In 1916 the building was sold 1916 to Edward Spiegel, the owner of the nearby Strand Theatre. Spiegel also purchased the building next to the theater with the intent to use the space to expand the theater. To accomplish this he hired famed theater architect Thomas W. Lamb to do the alterations.
The fact that Lamb designed this theater is a badge of honor in some ways. He designed nearly 50 theaters in his career in four different countries. His new Newark theater featured many ornate details. A large dome hovered over the center of the auditorium, which now had almost 2000 seats. Inside the dome was a painted zodiac wheel. Carved plasterwork behind the dome depicted noble eagles, with connected swastikas forming a border. The plaster rim was scalloped with the utmost care. In the center and on either side hung large chandeliers.
The Paramount Theatre closed on March 31, 1986 due to an increase in insurance rates. This increase also led to the closing of the nearby Adams Theatre. In the years since the 1986 closing the lobby area has been reused as an Army/Navy surplus store and other similar pop-up retail stores.

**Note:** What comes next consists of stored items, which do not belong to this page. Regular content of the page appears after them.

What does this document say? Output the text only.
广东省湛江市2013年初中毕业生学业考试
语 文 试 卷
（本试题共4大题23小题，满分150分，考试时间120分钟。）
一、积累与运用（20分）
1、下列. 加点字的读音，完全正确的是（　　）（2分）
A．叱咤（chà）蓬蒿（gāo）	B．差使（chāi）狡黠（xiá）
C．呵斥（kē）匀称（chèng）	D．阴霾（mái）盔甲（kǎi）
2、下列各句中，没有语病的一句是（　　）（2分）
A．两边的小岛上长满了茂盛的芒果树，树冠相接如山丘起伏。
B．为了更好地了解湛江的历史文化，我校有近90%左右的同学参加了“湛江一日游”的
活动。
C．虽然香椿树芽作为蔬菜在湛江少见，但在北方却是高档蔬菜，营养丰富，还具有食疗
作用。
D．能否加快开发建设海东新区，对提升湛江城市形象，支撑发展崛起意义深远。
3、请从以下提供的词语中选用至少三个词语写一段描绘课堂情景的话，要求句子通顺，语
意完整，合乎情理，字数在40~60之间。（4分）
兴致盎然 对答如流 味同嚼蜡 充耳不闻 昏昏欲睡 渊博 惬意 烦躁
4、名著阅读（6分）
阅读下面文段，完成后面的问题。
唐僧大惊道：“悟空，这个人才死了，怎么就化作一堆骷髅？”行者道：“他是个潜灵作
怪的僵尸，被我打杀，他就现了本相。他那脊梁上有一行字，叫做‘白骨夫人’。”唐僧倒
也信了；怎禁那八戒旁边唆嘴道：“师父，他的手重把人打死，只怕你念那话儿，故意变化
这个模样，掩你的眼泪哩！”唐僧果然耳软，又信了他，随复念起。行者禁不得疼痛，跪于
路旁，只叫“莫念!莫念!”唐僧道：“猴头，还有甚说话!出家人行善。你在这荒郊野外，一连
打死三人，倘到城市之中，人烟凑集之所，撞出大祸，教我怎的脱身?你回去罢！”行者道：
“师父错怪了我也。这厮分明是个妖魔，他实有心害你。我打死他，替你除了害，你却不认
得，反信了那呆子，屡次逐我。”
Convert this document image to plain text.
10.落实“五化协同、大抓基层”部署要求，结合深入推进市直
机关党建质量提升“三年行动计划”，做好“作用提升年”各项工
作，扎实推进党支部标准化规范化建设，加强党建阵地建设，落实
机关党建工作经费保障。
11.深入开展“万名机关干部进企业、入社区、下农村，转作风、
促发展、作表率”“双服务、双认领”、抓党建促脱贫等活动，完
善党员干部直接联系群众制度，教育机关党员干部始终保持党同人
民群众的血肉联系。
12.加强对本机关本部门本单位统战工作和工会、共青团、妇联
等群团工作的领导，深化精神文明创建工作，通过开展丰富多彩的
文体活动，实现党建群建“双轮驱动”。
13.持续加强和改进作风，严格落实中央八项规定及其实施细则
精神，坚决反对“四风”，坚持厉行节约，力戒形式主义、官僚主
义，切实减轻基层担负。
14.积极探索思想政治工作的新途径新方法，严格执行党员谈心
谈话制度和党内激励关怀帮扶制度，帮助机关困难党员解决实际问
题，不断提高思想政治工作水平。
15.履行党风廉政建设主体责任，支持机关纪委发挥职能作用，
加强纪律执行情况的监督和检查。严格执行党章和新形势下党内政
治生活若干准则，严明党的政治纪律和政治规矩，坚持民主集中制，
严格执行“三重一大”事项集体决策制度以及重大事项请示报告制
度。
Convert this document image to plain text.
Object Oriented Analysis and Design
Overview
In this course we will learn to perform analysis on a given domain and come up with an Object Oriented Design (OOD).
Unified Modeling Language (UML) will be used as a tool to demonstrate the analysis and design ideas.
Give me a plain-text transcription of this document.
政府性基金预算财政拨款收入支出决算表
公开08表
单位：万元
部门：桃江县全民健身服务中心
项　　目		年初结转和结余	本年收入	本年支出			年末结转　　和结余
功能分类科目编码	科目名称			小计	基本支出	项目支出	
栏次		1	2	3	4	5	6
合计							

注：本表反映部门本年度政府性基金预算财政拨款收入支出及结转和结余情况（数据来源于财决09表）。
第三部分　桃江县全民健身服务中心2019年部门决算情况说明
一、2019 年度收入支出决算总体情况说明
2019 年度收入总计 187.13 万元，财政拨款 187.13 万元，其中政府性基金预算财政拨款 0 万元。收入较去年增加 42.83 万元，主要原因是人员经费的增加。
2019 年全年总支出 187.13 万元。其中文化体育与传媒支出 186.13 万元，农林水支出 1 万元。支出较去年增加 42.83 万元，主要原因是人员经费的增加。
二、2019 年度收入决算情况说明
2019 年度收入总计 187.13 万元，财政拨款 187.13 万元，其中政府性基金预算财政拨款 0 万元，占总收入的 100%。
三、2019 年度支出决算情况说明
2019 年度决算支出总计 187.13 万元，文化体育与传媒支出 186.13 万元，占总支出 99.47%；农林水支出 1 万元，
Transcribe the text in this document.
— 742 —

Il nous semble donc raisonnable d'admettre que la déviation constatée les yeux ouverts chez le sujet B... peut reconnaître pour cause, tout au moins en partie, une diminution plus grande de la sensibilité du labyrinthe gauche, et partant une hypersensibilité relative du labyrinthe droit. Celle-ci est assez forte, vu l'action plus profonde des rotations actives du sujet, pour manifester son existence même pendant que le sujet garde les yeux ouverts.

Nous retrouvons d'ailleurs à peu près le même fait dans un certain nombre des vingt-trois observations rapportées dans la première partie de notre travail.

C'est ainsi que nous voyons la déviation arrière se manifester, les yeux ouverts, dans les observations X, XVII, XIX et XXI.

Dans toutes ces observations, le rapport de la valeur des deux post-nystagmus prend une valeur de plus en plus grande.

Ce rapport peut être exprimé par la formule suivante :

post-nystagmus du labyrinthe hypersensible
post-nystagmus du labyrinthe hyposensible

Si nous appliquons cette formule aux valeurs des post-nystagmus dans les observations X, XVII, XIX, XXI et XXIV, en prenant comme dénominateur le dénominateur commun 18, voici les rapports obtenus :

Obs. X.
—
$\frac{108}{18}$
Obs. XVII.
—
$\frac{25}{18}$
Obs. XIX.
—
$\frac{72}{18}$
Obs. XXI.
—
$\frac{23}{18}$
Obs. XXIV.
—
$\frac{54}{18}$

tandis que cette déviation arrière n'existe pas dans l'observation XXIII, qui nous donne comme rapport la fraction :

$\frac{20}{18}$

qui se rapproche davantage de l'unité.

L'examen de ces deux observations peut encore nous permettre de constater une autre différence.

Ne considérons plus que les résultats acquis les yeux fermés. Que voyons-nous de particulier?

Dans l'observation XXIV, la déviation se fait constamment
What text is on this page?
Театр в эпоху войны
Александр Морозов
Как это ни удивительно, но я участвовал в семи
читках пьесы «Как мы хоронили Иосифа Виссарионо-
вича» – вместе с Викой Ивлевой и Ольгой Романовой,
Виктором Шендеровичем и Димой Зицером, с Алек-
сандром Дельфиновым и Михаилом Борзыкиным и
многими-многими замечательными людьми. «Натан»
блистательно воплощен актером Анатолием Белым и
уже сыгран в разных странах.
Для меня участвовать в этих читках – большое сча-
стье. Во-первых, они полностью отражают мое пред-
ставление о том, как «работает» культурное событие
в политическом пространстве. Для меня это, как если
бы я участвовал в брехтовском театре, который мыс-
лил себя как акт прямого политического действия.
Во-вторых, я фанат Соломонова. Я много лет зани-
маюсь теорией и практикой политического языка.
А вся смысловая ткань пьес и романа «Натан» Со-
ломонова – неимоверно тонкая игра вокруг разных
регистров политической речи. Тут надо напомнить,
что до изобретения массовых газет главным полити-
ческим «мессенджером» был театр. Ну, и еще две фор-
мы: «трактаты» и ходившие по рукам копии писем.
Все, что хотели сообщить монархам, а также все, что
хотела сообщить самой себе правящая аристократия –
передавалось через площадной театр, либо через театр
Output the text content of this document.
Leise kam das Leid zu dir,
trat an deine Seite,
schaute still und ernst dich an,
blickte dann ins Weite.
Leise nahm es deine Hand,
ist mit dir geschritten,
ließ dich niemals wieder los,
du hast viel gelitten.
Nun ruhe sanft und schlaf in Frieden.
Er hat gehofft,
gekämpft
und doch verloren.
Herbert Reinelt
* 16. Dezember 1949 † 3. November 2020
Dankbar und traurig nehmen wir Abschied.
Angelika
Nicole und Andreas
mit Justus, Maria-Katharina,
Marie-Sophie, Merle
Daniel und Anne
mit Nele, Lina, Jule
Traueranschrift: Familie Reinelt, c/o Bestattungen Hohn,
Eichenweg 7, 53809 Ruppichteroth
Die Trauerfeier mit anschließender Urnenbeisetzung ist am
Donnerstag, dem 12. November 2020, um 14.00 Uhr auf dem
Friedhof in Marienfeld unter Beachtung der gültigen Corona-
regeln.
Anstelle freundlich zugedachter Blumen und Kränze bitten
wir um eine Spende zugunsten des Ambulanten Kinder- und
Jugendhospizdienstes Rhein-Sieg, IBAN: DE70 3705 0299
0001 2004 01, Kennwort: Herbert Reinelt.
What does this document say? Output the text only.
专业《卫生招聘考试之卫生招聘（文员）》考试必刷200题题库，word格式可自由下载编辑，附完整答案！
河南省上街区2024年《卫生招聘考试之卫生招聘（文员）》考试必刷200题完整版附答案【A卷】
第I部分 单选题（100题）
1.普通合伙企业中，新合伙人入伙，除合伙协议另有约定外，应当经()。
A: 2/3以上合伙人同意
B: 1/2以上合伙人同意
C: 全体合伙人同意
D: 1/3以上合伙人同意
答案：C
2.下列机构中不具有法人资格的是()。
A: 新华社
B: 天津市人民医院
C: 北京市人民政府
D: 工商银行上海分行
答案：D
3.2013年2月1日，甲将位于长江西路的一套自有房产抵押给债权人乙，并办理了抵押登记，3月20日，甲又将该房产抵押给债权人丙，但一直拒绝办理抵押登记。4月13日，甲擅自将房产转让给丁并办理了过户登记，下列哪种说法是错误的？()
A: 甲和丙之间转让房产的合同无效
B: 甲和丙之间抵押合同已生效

In 2012, the RGH development group received a $52 million from the state of New Jersey to help fuel the “Four Corners Millennium Project”. This redevelopment calls for a mixed use residential/commercial building to be built on the site of the theater. These plans didn’t materialize right away though, and the building continued to sit abandoned into the 2020’s.
Although a retail store operated out of the former lobby until around April 2011, a store employee confirmed that behind the drop ceilings and walls remains much of the old theatre, complete with stage area and balcony seating intact. As for the winter of 2020/2021 part of the auditorium roof collapsed due to the weight of snow.